In the first gallery of her works at Den Frie Centre of Contemporary Art, which was originally the painters’ gallery, Tina Maria Nielsen shows the work Front Matter (2012), which seen from one side is a reconstruction of her studio wall, and from the other mimes a piece of scenery supported from behind. The work is made of transparent acrylic sheets glued together, making it impossible to distinguish between what each side represents – between ‘front’ and ‘matter’ – with the edges of the work appearing as an outline in the gallery space. The work is simultaneously manifest and flickeringly hard to pin down. The sculpture conceals nothing. The entire process, including the obvious gluing, is on display: the artist’s sacrosanct refuge, the studio, can be seen right through. At the same time the sculpture is an inviolable membrane, a firm refusal, a hard surface you have to get around to move on. The front is the side we meet the world with, but it is also a boundary where the battle played out in the material becomes palpable.
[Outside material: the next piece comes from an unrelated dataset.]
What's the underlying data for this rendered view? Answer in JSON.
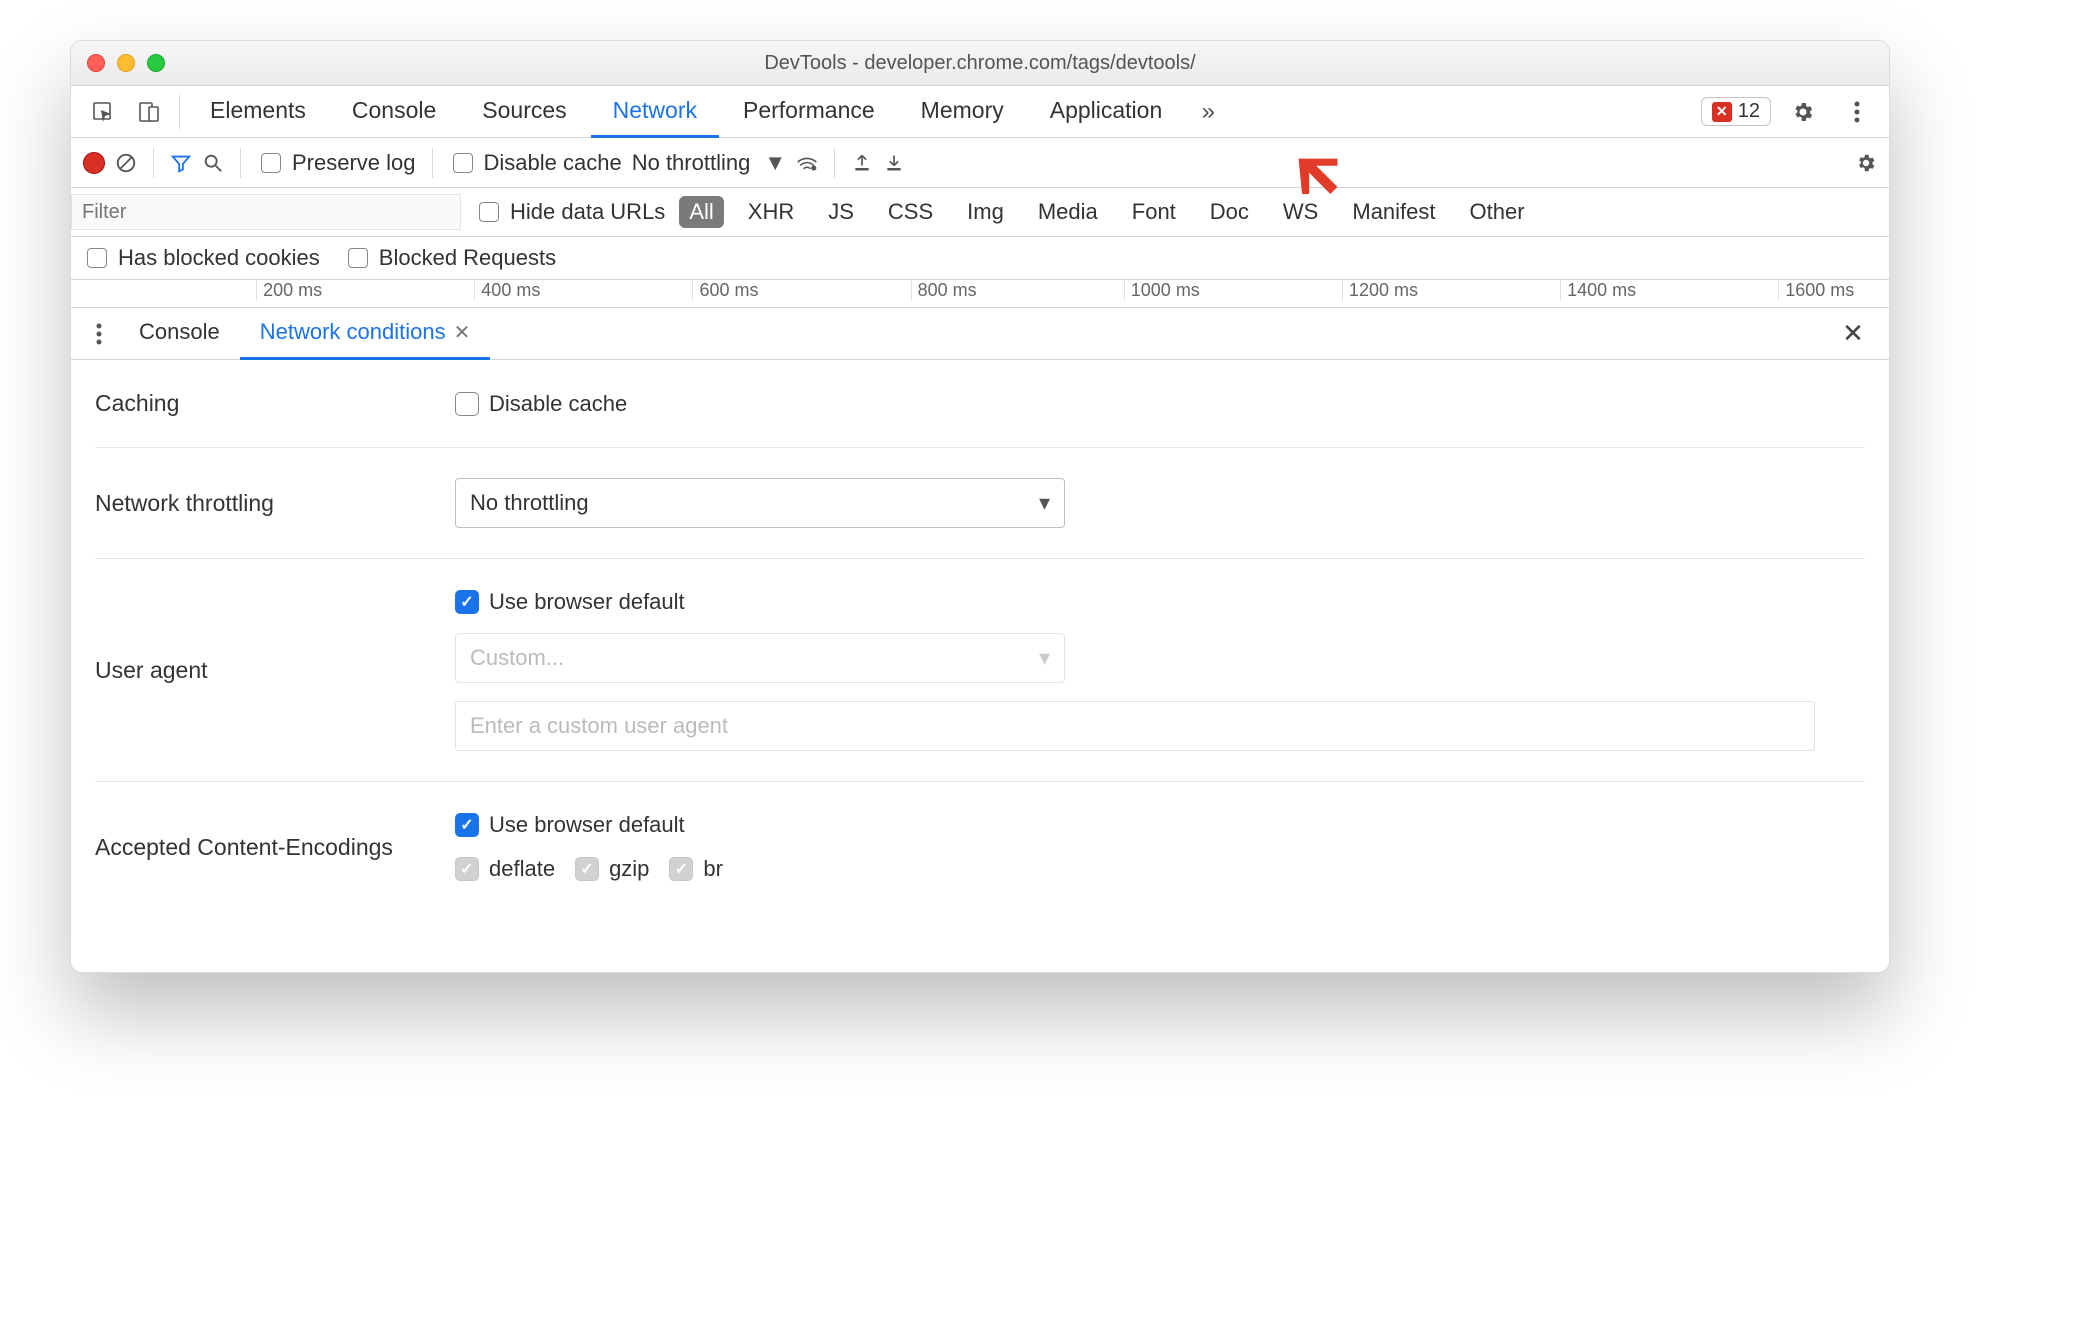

For Past Present (2018) Tina Maria Nielsen has been in the basement of the art academy in Copenhagen, where old casts of classical sculptures and the moulds they are made from lie virtually forgotten, like a reservoir of memory. Tina Maria Nielsen has chosen two sculptures and a multitude of casts and moulds of hands and arms she found in the old basement. She has recreated the casts and moulds in plaster and bronze, sampled in an installation in the second gallery of her work in the exhibition, which was originally the sculptors’ gallery at Den Frie.

When a full figure is cast, the arms are often cast separately then attached at a later stage. They are additions to the body of the sculpture, but at the same time essential to what it expresses. It is the hands that point, gesticulate, hold signs and symbols, are open or closed to the viewer. Hands and arms are also the most important tool of the sculptor, connecting abstract concept to physical reality. The world as we currently know it has been made by hands. In reference to a high- tech world where a reality created by robots is replacing the manual world, the arms lie scattered and severed from their origins.
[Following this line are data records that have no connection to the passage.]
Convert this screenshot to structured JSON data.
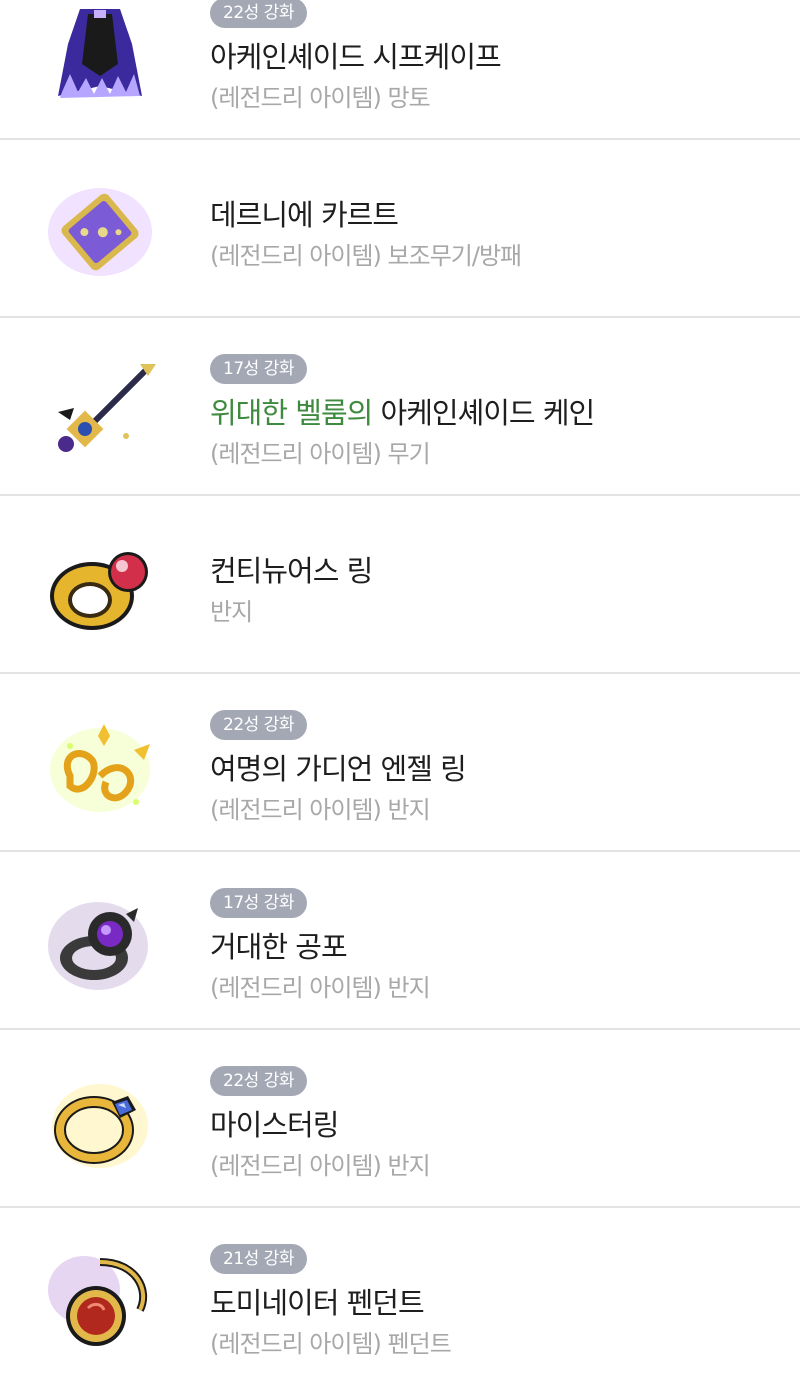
{
  "items": [
    {
      "badge": "22성 강화",
      "prefix": "",
      "name": "아케인셰이드 시프케이프",
      "category": "(레전드리 아이템) 망토",
      "icon": "cape-icon"
    },
    {
      "badge": "",
      "prefix": "",
      "name": "데르니에 카르트",
      "category": "(레전드리 아이템) 보조무기/방패",
      "icon": "card-icon"
    },
    {
      "badge": "17성 강화",
      "prefix": "위대한 벨룸의",
      "name": "아케인셰이드 케인",
      "category": "(레전드리 아이템) 무기",
      "icon": "cane-icon"
    },
    {
      "badge": "",
      "prefix": "",
      "name": "컨티뉴어스 링",
      "category": "반지",
      "icon": "ring-icon"
    },
    {
      "badge": "22성 강화",
      "prefix": "",
      "name": "여명의 가디언 엔젤 링",
      "category": "(레전드리 아이템) 반지",
      "icon": "angel-ring-icon"
    },
    {
      "badge": "17성 강화",
      "prefix": "",
      "name": "거대한 공포",
      "category": "(레전드리 아이템) 반지",
      "icon": "dark-ring-icon"
    },
    {
      "badge": "22성 강화",
      "prefix": "",
      "name": "마이스터링",
      "category": "(레전드리 아이템) 반지",
      "icon": "meister-ring-icon"
    },
    {
      "badge": "21성 강화",
      "prefix": "",
      "name": "도미네이터 펜던트",
      "category": "(레전드리 아이템) 펜던트",
      "icon": "pendant-icon"
    }
  ]
}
The sculptures are different in scale, origin and style: from the Archaic calf bearer (c. 570 BCE) with its stylized symbolism, to a fragmented erotic sculpture from the first century; from the graceful arm of a woman, to a solid, muscular arm that could have been inspired by Rodin. Tina Maria Nielsen’s view of the sculptures as ideals of beauty and of the old casting moulds is that of a sculptor. She sees them as forms, and by transporting them to new casts she makes the forms and the time they were made visible to the viewer.

The sculptures do not only have a history. They also have a story that extends into the future and reaches into the past. Like traces.